A my wymienialiśmy porozumiewawcze spojrzenia i próbowaliśmy ją jakoś dogonić. Jakoś.
Dotarliśmy do hotelu. To niesamowite miasto! Zupełnie inne niż Japonia..Ludzie są uśmiechnięci i co druga osoba pytała nas o samopoczucie.

-We Francji to bym w mordę dostał, albo krzywo by się na mnie patrzyli...-

Jęknął Adrien trochę zdezorientowany zachowaniem Amerykanów.
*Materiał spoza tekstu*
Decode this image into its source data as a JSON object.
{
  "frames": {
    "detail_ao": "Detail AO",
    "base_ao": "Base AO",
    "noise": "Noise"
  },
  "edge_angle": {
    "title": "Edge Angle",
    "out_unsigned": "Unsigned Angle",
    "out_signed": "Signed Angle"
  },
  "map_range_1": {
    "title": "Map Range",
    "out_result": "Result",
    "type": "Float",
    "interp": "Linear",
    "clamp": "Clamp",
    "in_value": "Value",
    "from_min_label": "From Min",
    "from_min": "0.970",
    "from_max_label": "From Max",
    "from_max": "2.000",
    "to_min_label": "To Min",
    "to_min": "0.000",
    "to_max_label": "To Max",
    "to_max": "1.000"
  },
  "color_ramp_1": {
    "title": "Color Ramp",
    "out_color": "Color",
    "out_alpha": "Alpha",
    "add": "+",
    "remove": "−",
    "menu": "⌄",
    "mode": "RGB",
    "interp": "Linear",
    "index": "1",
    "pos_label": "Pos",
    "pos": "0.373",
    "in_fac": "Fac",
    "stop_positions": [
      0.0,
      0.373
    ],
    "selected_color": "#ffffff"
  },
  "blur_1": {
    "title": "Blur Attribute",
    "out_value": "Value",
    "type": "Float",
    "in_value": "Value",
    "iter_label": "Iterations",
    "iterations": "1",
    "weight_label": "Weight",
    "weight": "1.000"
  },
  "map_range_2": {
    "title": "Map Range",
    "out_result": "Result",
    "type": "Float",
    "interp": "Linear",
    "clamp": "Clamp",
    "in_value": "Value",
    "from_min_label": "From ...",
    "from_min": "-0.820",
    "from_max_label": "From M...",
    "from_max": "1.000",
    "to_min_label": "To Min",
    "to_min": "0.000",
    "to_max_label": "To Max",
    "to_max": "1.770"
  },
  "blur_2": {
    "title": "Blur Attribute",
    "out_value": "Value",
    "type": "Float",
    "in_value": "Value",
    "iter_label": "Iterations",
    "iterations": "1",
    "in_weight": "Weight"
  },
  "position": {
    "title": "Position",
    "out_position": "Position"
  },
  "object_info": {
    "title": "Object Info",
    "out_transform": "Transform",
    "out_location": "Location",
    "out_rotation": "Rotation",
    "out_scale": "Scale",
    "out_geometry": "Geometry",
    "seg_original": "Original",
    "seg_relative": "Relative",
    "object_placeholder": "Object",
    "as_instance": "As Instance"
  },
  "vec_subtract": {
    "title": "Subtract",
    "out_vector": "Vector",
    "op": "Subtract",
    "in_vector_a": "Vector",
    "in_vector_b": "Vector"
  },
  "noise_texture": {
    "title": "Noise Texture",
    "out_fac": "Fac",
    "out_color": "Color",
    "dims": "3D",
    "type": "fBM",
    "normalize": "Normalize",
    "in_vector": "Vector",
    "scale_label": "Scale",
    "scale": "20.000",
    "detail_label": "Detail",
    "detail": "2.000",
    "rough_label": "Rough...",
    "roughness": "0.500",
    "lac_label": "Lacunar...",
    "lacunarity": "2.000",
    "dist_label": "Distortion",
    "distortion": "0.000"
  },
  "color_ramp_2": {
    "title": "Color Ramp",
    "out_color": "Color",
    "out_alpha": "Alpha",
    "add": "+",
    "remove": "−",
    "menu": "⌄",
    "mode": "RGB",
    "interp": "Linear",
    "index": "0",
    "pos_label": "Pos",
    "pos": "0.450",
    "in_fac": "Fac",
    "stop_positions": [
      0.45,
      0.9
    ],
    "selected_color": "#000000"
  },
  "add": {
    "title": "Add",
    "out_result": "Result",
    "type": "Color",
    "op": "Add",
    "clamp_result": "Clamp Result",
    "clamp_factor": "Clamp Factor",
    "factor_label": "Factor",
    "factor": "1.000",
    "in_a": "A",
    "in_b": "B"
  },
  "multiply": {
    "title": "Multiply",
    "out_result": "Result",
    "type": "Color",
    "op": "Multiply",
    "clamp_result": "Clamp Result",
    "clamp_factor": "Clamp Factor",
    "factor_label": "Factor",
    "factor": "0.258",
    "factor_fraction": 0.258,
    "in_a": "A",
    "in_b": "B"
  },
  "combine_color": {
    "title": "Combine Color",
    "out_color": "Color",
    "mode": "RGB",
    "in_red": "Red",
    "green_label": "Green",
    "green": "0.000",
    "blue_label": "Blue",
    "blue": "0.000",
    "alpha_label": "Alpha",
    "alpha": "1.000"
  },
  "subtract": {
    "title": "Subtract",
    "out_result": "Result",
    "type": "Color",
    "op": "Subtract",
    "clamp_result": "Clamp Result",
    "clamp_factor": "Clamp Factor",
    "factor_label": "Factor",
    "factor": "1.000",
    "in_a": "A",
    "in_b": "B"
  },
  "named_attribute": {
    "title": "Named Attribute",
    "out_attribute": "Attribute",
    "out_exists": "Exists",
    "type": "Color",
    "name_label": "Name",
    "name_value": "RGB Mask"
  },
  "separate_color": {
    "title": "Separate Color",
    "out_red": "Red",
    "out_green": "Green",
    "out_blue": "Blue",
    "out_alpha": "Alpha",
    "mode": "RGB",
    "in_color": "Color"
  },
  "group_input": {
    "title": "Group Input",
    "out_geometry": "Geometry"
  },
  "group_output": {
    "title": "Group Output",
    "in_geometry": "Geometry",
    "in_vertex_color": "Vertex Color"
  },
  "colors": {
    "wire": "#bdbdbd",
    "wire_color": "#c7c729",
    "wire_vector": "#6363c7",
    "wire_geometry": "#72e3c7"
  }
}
Sue też obserwowała okolicę z zapartym tchem.
Mieliśmy dwa pokoje. Ja zamieszkalam z Japonką, a Chat po wielu próbach zgodził się przygarnąc Plagga.
Rozpakowałyśmy najważniejsze rzeczy i ... ruszyłysmy na miasto! Jesteśmy w jednym z najbardziej nowoczesnych miejsc w USA! Więc czu miałybysmy nie skorzystać i nie zrobic jakichś zakupów na koszt burmistrza Paryża? Z uśmiechem i dużo większą energią wyszłysmy razem pod ramię z pokoju i po drodzę zgarnęłyśmy Adriena, który właśnie korespondował przez telefon z Nino.

Joshua

Nie rozumiem. Po cholerę wysyła mnie do tej zapchlonej dziury? Co mi to da? Nic. Nie zdołam porozmawiać z Marinette. Mój telefon brzęczał od samego rana. Nie chcę jej odpowiadać. Lubię siać wokół mnie niepewność. Tajemniczość od dziecka otula moją osobę niczym miękki koc.

Oparłem się o brudną ścianę w jednej z ciemnych i "podejrzanych" ulic Los Angeles. Wyplułem niedopałek papierosa i dostałem nagłego ataku kaszlu. Trzech mężczyzn jeszcze niedawno grających w Pokera na ziemi podeszlo w moją stronę.

-Wszystko okey, młody? Zadzwonić po pogotowie?-

Czy tutaj wszyscy muszą byćbdo bólu mili?! Pokrecilem przecząco głową i podrapałem się po gardle, a oni odeszli. Wyszedłem z uliczki i natychmiast oślepił mnie blask jasnego słońca. Czego ja tu szukam?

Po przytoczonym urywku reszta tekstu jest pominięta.